Published in final edited form as: J Biomed Mater Res A. 2013 Aug 10;102(7):2208–2219. doi: 10.1002/jbm.a.34900

Figure 5.

Figure 5

In vivo characterization of CDVs. Hematoxylin and eosin stained sections of Ny-CDV devices implanted in a subcutaneous position in the mouse.. A) Ny-CDVs showing retention of delivered HaCaT (arrowheads) within the Ny-CDV. No breach of the inner cell isolation layer is apparent and no evidence of HaCat cells outside the device was found.

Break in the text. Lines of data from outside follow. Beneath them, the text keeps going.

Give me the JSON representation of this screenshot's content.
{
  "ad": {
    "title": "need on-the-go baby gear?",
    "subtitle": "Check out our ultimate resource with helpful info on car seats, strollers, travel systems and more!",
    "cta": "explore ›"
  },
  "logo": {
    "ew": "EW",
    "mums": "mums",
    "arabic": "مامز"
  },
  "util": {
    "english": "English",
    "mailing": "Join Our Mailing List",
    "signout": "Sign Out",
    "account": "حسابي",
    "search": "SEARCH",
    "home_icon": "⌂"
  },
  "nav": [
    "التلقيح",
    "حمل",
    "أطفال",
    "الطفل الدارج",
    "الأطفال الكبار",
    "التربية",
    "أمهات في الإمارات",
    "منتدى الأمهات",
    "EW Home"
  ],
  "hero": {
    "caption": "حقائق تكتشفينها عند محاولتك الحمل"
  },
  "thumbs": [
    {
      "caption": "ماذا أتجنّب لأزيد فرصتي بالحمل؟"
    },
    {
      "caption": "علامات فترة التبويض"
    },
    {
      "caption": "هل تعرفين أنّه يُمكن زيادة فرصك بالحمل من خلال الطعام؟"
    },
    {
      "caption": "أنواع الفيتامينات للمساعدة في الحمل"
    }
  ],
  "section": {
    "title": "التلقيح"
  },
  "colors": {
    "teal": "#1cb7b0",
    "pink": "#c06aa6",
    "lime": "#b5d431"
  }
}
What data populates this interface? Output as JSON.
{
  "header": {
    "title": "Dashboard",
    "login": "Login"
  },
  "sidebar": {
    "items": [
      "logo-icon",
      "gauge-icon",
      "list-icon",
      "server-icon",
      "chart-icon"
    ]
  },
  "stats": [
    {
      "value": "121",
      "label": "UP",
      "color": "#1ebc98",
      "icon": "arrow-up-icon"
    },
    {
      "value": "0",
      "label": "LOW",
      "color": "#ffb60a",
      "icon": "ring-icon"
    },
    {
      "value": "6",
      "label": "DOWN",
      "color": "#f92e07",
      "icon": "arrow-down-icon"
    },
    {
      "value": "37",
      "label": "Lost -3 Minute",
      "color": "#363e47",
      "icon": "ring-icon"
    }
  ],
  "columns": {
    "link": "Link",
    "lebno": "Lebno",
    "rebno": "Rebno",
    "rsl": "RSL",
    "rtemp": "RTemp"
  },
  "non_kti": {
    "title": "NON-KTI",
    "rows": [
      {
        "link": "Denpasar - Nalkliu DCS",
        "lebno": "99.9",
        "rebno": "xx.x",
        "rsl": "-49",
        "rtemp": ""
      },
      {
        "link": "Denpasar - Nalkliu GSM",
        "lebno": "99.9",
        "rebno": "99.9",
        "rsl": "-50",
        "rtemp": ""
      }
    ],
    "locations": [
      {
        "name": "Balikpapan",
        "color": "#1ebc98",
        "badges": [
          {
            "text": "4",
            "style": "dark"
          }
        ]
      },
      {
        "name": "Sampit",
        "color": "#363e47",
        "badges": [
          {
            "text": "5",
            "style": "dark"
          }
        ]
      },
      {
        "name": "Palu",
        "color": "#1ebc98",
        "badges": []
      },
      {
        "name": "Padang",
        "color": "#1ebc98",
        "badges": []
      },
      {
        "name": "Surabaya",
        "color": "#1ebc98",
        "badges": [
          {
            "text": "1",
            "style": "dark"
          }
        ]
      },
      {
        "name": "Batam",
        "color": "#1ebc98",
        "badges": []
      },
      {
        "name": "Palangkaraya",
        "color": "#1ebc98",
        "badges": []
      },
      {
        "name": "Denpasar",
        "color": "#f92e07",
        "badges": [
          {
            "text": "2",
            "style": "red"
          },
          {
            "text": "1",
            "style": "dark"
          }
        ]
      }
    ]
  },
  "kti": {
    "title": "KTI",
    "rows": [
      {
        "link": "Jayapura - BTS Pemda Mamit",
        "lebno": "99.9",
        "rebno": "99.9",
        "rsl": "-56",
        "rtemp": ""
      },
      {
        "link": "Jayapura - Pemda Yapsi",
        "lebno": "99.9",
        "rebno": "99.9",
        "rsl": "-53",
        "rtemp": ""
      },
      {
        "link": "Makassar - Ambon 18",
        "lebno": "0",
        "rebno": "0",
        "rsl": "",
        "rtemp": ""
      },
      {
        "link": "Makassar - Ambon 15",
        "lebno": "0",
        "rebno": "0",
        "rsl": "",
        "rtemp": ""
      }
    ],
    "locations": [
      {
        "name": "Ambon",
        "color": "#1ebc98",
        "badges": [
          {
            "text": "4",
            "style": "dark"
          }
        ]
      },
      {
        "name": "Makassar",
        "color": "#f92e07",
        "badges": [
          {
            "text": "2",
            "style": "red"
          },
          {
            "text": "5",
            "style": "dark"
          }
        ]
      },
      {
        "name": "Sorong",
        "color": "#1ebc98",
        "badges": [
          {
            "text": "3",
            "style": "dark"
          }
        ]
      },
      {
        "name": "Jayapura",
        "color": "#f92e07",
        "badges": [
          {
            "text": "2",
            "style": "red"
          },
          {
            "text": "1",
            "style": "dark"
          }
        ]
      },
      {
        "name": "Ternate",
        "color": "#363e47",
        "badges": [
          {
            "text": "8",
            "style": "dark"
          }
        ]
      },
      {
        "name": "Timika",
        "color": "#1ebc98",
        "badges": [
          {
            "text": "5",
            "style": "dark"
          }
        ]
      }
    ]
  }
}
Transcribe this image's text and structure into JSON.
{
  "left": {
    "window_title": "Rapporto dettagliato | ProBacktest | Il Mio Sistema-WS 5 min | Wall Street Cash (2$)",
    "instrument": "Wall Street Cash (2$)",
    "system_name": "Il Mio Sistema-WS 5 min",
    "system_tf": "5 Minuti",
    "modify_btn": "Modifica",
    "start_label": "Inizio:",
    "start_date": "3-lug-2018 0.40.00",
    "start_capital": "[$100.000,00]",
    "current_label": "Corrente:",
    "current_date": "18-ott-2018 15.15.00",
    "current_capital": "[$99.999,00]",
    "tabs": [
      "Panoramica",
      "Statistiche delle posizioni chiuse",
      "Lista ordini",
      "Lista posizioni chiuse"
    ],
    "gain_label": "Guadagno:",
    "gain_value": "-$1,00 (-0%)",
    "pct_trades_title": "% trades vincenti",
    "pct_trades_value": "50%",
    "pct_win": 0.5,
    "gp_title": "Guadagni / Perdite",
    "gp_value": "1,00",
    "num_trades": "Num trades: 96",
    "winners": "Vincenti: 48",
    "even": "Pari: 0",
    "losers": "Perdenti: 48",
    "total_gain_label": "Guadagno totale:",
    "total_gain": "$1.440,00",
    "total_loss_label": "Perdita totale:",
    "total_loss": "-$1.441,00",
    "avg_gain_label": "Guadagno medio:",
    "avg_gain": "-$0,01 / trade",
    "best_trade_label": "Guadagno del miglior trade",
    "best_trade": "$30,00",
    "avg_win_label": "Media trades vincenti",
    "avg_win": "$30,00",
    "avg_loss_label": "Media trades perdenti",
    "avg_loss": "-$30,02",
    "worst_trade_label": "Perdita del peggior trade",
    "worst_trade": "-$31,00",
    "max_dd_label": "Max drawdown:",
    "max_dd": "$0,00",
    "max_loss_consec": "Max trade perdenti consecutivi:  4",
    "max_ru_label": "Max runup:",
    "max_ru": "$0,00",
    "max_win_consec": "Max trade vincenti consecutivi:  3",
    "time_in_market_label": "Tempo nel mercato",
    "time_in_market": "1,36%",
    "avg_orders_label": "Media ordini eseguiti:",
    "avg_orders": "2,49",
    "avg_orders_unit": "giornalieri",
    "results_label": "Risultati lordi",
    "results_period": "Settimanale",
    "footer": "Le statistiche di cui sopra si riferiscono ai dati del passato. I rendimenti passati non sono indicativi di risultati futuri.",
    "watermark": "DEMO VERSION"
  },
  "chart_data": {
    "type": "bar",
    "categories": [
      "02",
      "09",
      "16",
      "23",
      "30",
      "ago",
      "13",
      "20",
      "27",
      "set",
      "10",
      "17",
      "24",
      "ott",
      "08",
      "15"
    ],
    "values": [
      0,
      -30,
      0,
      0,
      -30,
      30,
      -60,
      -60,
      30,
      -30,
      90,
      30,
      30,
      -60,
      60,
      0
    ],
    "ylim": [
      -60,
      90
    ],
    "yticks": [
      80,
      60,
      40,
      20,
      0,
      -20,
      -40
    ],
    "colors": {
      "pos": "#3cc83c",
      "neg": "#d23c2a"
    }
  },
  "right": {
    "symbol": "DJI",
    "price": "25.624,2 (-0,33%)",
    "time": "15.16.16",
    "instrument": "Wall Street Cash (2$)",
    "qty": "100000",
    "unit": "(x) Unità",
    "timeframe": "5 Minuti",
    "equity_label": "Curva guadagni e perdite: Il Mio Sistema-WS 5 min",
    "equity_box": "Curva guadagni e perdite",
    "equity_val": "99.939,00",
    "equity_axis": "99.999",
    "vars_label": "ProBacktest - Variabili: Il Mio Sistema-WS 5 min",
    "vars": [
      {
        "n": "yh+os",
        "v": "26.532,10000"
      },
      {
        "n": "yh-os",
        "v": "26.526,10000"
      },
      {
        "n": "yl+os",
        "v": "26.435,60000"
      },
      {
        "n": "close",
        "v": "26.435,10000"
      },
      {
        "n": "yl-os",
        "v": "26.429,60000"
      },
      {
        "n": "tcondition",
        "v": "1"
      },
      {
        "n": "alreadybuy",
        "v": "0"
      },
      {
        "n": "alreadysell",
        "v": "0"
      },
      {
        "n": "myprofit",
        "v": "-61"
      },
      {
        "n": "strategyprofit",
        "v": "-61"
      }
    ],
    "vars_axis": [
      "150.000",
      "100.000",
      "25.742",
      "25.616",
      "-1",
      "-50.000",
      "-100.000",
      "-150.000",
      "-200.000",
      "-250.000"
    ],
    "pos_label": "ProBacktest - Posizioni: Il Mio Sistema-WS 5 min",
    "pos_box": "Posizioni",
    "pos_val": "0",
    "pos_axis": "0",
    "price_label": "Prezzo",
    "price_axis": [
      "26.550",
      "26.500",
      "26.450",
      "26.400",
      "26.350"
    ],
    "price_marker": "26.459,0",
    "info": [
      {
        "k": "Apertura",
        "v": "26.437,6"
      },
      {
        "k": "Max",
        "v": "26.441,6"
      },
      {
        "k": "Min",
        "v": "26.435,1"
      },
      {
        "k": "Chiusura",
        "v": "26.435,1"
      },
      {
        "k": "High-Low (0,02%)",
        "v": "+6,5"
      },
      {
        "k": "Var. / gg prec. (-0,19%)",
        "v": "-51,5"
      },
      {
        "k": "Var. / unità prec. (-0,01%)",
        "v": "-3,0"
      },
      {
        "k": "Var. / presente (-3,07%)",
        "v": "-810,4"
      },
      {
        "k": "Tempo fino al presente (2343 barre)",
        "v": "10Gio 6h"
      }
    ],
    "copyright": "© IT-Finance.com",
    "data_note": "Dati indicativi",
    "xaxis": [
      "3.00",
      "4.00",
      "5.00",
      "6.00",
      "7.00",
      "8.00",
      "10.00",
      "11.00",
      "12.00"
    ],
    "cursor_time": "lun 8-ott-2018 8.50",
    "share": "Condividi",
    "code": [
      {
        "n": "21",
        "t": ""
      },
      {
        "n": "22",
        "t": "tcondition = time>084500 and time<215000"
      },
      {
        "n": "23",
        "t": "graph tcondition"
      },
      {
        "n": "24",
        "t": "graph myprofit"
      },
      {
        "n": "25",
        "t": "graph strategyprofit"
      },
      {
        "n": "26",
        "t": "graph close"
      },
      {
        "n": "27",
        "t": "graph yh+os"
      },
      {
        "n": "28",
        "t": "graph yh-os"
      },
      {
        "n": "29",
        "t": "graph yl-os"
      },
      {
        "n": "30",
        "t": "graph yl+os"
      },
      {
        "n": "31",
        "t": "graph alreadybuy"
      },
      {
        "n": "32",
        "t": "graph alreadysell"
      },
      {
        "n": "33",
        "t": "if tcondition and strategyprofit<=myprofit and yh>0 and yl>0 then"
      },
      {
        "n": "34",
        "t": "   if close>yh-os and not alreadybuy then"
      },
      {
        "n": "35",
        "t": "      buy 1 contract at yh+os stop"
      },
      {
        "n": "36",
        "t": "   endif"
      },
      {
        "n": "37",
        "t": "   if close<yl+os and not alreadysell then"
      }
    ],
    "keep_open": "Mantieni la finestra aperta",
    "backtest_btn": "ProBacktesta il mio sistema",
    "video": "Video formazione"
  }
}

Note that the inner nylon sheet is for structural support only and the pores are large enough to allow cells to move across. Inset shows one of the devices with cells at the inner electrospun surface. (Bar = 500 μm) B) Ny-CDV illustrating the components of the CDV: 1- Nylon mesh with the cylindrical fibers, 2- Inner low porosity electrospun layer, 3- Outer high porosity and tissue integration layer. Cells are evident penetrating through the outer porous electrospun layer but do not penetrate the low porosity layer. (Bar = 50 μm). C). Masson’s trichrome stained section of a Ny-CDV illustrating the neovascularization of the porous electrospun layer. Arrowheads identify two vascular profiles at the interface between the high porosity and low porosity electrospun coating. (Bar = 50 μm).